Both of my parents were busy people, and they both worked incredibly long hours, so my sister and I were alone frequently in our adolescence. I even got a hardship license when I was 15 so that I could drive myself to and from school and rehearsals as my parents were not available before or after school. I will admit, it was pretty cool to have a license at 15 since most of my friends had less freedom than me as a teenager, but this was only the beginning.
In college, as I was working toward my Bachelor's Degree I worked 3 jobs while I attended classes full-time, and most people would have cracked under the isolation. I was either at work, in lectures, or studying, and I had absolutely no time to socialize or enjoy the college experience (whatever that means). It was also during this time (in my Junior year) that I began a relationship with a man who would emotionally abuse me for 5 years, and in spite of the difficulties I was experiencing, I prided my ability to overwork and not fall apart. In fact, I used busyness as a means of distracting myself from facing the fact that I was deeply depressed, in an abusive relationship, and lacking any sort of direction for my life post-college.
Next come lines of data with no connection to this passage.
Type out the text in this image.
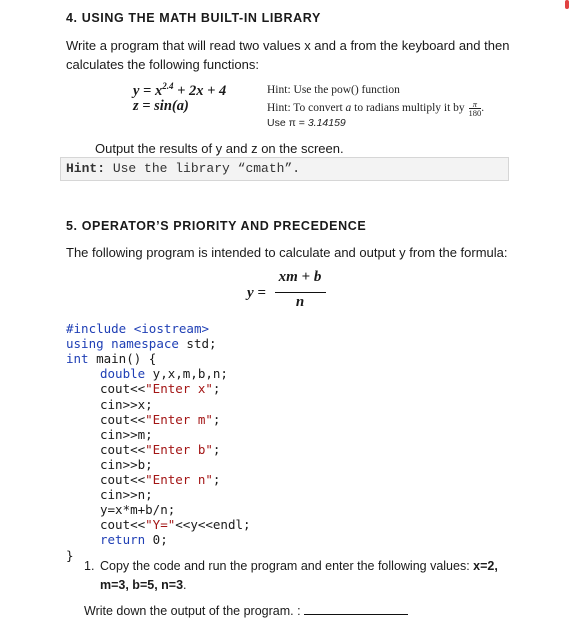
4. USING THE MATH BUILT-IN LIBRARY
Write a program that will read two values x and a from the keyboard and then
calculates the following functions:
$y = x^{2.4} + 2x + 4$
z = sin(a)
Hint: Use the pow() function
Hint: To convert a to radians multiply it by $\frac{\pi}{180}$ .
Use π = 3.14159
Output the results of y and z on the screen.
Hint: Use the library “cmath”.
5. OPERATOR’S PRIORITY AND PRECEDENCE
The following program is intended to calculate and output y from the formula:
y =
xm + b
n

#include <iostream>
using namespace std;
int main() {
double y,x,m,b,n;
cout<<"Enter x";
cin>>x;
cout<<"Enter m";
cin>>m;
cout<<"Enter b";
cin>>b;
cout<<"Enter n";
cin>>n;
y=x*m+b/n;
cout<<"Y="<<y<<endl;
return 0;
}

1. Copy the code and run the program and enter the following values: x=2,
m=3, b=5, n=3.
Write down the output of the program. :
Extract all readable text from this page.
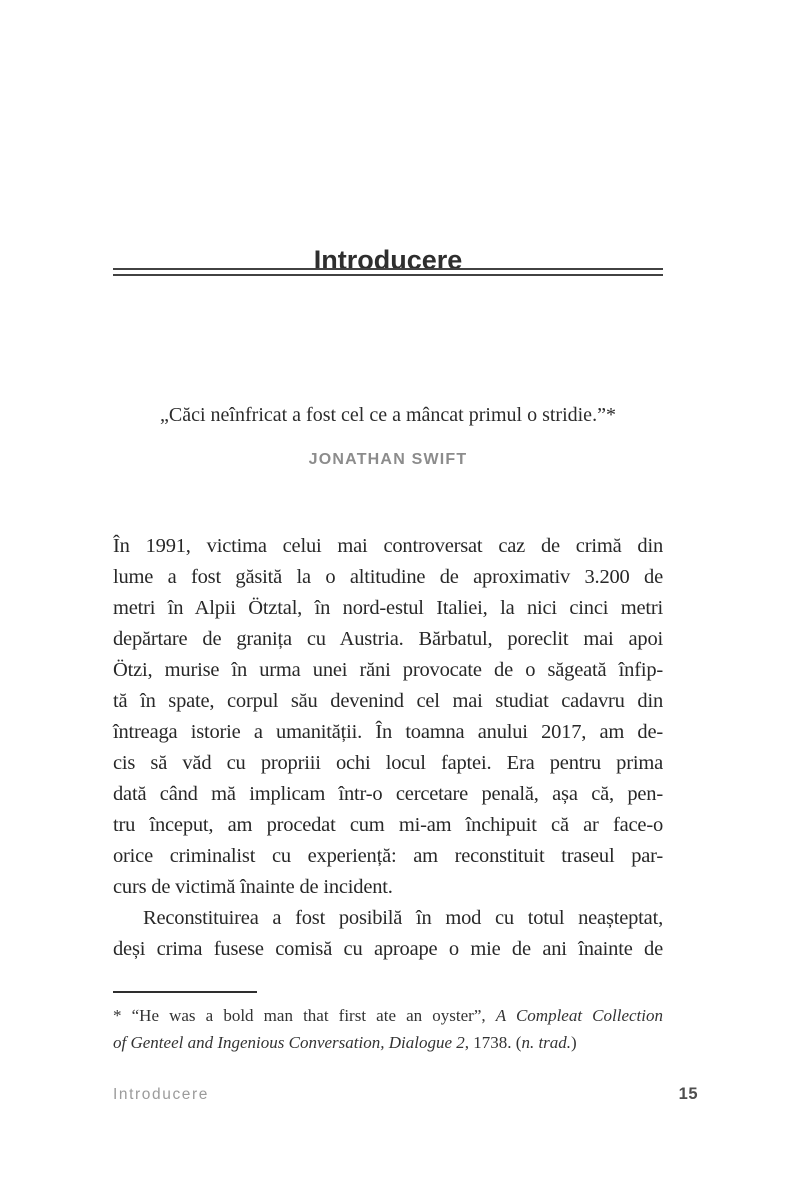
Introducere
„Căci neînfricat a fost cel ce a mâncat primul o stridie.”*
JONATHAN SWIFT
În 1991, victima celui mai controversat caz de crimă din
lume a fost găsită la o altitudine de aproximativ 3.200 de
metri în Alpii Ötztal, în nord-estul Italiei, la nici cinci metri
depărtare de granița cu Austria. Bărbatul, poreclit mai apoi
Ötzi, murise în urma unei răni provocate de o săgeată înfip-
tă în spate, corpul său devenind cel mai studiat cadavru din
întreaga istorie a umanității. În toamna anului 2017, am de-
cis să văd cu propriii ochi locul faptei. Era pentru prima
dată când mă implicam într-o cercetare penală, așa că, pen-
tru început, am procedat cum mi-am închipuit că ar face-o
orice criminalist cu experiență: am reconstituit traseul par-
curs de victimă înainte de incident.
Reconstituirea a fost posibilă în mod cu totul neașteptat,
deși crima fusese comisă cu aproape o mie de ani înainte de
* “He was a bold man that first ate an oyster”, A Compleat Collection
of Genteel and Ingenious Conversation, Dialogue 2, 1738. (n. trad.)
Introducere	15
I prided myself on my resilience and perseverance, except... I was flailing. In my Junior year (2010-2011), I fell into the deepest depression of my life, and this is actually when I was officially diagnosed as a "chronic depressive" (now termed persistent depressive). I continued with my studies but quit 2 of the 3 jobs I was working, and I also pulled out of one of the shows I had agreed to do to fulfill the requirements of my degree. You can see me sitting backstage during a rehearsal for that show in the picture to the left (I'm on the right). How happy I looked... I ended up completing that requirement the following year, and I still stand by my decision to pull out from this show to this day.So we've got a double-whammy of persistent depressive disorder paired with absentee (albeit wonderful and supportive) parents. Add in the abusive relationship, and I am a powder keg of relationship avoidance and "man actually is an island" thinking. And this past year? Well... we all know how great the past year has been for building and maintaining personal relationships. BIG oof.
I haven't gone to therapy since college, and I'm thinking it's time I get back into that. I've got lots of stuff to wade through, and I obviously can't do it alone. But hey, at least I'm aware, right?
Just need to remind myself that man is NOT an island, with people is much better than alone, and it's okay to ask for help when you need it.
Stef.
Comments
I’d rather break my back and work on a task for 12 hours straight by myself than ask for help and finish it up within 2 hours with a bunch of friends.
Your immediate environment growing up is a major influence of how you turn out to be as an adult and everytime you get a negative response for asking help it almost certainly becomes an invalid option in your subconscious mind.